Acımasız işgalcilere karşı verilen şiddet dolu savaşımların ardından kazanılan bağımsızlıkların “psikolojik bir panzehir” olmaktan öte, nasıl yeni madunlukları oluşturmanın cebrine ve şiddetine dönüştüklerini görmek ve akabinde bu kez de bu yeni “ulus içi” maduniyetlerden, yerel zorbalıkların zulmünden kurtuluş için sonu gelmez bir mücadele içerisine girmek, toplumları şiddete dair bir kısır döngünün sarmalına sokmaktan başka bir işe yaramamaktadır?

Bu ise bir “maduniyetten kurtuluş” olmayıp, olsa olsa “maduniyetin dönüşümü”dür. 4

Fanon’un şiddete atfettiği kutsiyet, bu süreci yaşayan başka bir aktör, Gandi tarafından reddedilir. Ona göre şiddet ancak şiddetin tırmandırıldığı olumsuz bir etkiye yol açar.

Doğru olanı, düşmanın dahi kurtarılmaya (aydınlatılmaya, iknaya) çalışıldığı şiddet dışı bir mücadele biçiminin yürütülmesidir.

Zira şiddet, her daim egemeni güçlendiren ve dolayısıyla da madunu etkisizleştiren ama her ikisini de terörize ederek yaralayan bir yöntemdir.

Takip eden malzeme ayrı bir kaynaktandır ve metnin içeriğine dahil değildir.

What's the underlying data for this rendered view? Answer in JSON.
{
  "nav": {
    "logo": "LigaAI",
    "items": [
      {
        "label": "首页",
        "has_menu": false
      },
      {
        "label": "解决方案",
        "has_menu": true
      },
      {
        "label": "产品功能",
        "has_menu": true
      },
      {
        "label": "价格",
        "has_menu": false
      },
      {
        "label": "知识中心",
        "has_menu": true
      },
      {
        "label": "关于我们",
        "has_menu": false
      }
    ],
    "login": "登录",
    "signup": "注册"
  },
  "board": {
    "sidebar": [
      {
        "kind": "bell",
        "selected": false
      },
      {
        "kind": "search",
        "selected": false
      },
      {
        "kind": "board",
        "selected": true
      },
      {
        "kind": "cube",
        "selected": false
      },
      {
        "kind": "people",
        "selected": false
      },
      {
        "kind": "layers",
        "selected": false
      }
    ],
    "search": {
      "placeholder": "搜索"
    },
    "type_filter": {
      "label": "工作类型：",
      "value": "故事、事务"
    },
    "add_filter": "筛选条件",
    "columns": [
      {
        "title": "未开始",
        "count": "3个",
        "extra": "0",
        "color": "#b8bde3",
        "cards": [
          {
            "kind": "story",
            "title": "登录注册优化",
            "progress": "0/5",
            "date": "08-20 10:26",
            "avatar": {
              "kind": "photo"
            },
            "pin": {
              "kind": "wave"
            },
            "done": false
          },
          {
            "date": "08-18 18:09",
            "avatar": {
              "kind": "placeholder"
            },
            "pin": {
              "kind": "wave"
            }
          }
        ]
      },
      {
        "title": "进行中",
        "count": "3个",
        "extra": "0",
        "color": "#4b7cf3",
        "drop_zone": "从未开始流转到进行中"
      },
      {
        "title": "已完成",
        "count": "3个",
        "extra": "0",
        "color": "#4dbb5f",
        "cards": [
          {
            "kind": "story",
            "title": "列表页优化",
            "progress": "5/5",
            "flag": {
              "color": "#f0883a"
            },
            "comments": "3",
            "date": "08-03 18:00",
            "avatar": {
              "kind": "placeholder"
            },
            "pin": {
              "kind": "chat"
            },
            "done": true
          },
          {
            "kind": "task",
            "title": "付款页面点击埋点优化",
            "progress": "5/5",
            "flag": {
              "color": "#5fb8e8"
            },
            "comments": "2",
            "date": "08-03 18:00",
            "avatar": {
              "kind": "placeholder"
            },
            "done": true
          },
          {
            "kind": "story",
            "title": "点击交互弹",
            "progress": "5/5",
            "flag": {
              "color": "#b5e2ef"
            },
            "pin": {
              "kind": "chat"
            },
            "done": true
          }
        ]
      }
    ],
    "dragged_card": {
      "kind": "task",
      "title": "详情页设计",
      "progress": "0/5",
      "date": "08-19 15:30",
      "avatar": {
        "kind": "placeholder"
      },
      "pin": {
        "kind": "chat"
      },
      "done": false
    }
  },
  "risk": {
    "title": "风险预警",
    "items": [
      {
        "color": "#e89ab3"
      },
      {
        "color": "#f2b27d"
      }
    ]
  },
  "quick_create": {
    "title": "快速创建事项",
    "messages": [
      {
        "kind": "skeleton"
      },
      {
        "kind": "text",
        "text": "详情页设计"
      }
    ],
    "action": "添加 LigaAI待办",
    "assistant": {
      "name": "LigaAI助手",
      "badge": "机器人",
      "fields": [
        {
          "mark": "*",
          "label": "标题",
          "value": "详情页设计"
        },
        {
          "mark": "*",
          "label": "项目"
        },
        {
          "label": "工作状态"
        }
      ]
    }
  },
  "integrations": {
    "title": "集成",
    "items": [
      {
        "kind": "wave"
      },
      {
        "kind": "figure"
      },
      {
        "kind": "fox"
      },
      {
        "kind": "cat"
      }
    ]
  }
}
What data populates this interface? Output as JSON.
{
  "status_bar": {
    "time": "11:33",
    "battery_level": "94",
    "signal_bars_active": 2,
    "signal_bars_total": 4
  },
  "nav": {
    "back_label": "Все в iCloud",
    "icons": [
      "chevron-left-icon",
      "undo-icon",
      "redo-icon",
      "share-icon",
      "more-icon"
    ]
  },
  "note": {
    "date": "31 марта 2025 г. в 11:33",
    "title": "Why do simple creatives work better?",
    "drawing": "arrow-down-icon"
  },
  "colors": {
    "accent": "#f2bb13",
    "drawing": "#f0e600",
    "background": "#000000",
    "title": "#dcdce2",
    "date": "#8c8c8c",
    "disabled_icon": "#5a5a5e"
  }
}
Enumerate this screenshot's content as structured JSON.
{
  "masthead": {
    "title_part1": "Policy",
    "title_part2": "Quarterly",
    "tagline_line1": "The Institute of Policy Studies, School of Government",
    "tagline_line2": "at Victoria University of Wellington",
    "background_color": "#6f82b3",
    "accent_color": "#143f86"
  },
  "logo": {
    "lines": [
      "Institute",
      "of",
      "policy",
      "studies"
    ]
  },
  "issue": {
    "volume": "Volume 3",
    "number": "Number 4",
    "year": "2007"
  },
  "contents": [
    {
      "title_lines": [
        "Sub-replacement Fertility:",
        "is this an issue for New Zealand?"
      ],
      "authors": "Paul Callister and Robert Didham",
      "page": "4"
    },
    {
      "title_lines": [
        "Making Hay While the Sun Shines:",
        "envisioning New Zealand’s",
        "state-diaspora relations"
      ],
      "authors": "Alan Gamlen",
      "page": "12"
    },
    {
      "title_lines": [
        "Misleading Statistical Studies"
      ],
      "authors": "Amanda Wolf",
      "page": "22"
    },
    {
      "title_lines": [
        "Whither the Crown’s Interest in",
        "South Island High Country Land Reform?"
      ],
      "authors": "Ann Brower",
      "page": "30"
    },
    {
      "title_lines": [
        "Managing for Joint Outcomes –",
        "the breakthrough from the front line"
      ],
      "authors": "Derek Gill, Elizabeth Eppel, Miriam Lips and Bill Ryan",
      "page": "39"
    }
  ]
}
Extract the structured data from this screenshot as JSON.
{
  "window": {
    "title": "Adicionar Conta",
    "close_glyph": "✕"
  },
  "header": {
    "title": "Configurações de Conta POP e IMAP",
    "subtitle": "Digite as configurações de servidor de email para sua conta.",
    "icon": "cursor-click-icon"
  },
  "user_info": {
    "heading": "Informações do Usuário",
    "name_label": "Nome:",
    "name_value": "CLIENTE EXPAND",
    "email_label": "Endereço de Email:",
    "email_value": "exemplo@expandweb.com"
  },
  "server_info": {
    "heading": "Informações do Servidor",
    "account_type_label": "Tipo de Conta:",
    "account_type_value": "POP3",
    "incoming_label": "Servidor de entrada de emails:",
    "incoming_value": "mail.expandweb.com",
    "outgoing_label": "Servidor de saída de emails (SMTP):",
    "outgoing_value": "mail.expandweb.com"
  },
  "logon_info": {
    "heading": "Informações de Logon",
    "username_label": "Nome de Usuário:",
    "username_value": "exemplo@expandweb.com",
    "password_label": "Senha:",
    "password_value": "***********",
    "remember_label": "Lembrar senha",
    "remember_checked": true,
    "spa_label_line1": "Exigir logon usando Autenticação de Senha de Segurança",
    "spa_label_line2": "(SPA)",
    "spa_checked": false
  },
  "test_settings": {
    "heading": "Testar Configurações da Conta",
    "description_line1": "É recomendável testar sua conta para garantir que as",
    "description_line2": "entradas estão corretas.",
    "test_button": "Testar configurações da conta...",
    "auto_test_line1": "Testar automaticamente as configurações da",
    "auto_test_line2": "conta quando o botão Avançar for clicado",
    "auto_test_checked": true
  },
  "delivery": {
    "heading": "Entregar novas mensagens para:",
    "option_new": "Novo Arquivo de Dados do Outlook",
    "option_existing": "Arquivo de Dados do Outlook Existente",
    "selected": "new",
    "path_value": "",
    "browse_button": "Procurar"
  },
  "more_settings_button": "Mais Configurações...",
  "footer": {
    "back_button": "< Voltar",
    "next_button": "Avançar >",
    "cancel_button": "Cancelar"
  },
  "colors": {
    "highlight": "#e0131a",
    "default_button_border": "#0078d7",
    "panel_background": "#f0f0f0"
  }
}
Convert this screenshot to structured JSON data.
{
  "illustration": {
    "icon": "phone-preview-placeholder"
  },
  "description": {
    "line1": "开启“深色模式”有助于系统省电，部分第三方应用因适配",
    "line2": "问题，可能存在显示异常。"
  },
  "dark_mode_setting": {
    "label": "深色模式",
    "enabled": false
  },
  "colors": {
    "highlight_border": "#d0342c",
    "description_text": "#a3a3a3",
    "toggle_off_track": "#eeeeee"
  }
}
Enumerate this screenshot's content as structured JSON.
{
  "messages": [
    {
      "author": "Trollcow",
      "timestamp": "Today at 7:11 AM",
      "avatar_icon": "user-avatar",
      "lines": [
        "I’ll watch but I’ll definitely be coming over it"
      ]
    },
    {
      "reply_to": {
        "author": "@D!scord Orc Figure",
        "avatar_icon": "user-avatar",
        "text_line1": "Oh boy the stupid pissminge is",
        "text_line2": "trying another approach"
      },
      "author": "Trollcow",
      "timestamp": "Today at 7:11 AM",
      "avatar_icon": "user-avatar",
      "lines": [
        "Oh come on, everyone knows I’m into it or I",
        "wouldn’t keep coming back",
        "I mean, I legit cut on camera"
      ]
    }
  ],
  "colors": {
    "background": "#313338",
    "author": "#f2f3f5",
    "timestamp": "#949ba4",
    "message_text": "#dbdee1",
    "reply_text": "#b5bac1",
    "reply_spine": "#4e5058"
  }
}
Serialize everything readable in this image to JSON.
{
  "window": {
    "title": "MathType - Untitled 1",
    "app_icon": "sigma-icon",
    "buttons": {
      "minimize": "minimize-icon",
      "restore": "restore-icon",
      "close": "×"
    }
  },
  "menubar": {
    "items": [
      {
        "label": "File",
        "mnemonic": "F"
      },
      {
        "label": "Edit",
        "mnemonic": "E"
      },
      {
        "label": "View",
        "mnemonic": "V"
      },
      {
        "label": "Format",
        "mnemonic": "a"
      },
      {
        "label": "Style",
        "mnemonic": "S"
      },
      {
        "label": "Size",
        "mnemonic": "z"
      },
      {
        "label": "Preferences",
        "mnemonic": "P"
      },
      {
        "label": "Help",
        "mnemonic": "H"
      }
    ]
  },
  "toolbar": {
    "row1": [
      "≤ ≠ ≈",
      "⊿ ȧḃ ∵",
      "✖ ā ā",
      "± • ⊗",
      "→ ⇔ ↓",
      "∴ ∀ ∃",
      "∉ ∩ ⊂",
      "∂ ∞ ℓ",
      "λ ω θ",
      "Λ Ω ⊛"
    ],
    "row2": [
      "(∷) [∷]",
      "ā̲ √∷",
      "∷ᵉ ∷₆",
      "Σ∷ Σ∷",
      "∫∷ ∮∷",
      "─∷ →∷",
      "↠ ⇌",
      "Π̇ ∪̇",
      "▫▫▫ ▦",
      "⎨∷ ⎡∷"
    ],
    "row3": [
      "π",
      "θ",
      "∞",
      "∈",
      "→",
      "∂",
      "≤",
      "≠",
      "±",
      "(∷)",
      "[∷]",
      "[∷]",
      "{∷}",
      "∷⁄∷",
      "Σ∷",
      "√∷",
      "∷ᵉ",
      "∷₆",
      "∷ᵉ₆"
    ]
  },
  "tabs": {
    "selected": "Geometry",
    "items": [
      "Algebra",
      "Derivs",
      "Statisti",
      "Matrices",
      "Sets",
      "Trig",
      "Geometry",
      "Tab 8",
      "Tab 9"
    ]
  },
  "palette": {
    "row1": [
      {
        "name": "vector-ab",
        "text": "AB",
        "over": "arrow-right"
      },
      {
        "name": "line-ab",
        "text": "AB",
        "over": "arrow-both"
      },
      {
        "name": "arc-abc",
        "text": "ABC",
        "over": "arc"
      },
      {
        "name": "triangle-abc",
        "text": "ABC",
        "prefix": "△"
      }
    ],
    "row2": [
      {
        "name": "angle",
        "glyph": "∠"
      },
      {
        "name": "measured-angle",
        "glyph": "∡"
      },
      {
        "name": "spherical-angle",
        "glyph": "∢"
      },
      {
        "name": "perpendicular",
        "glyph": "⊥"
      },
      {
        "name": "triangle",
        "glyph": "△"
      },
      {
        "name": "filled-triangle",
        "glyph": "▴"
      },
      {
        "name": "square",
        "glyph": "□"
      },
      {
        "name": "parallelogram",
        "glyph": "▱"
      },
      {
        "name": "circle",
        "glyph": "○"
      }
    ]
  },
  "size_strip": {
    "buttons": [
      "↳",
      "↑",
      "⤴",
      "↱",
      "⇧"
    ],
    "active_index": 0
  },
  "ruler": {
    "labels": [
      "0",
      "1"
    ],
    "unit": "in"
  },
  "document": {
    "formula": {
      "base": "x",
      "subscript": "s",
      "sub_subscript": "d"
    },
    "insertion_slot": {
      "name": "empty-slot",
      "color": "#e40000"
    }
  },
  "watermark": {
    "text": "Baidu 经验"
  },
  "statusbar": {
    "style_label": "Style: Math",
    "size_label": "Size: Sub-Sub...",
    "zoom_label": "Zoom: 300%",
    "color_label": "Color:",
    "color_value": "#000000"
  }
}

Dolayısıyla şiddet yoluyla bir kimlik üretilebilse bile, son tahlilde bu kimlik de sorunlu, hınçlı ve tepkisel bir kimliktir. 

İran Devrimine özel bir ilgi gösteren Foucault ise, bastırılan öznelerin tam olarak bunun etkisinden kurtulamayacakları, “çünkü zaten bu bastırmanın sonucu olarak ortaya çıkmış olduklarını” 5 söyleyerek bu konuda farklı bir bakışa çeker dikkatleri.

Bu anlamda tarih, şiddetin içselleştirildiği bir egemenliğe doğru ilerler. Ama güç, sadece iktidar(lar)ın tekelinde olmayıp yerel taktikler çoğulluğuna da dağılmıştır.

Ve “iktidarın zoru varsa direniş de vardır.” Güç temerküzü, ister istemez direniş odaklarını da üretecektir.

Ama bu direniş odakları, iktidar alanının dışına çıkamadıkları bir biçimde iktidar (mantığı) tarafından kuşatılmıştır ve hatta belirlenmektedir.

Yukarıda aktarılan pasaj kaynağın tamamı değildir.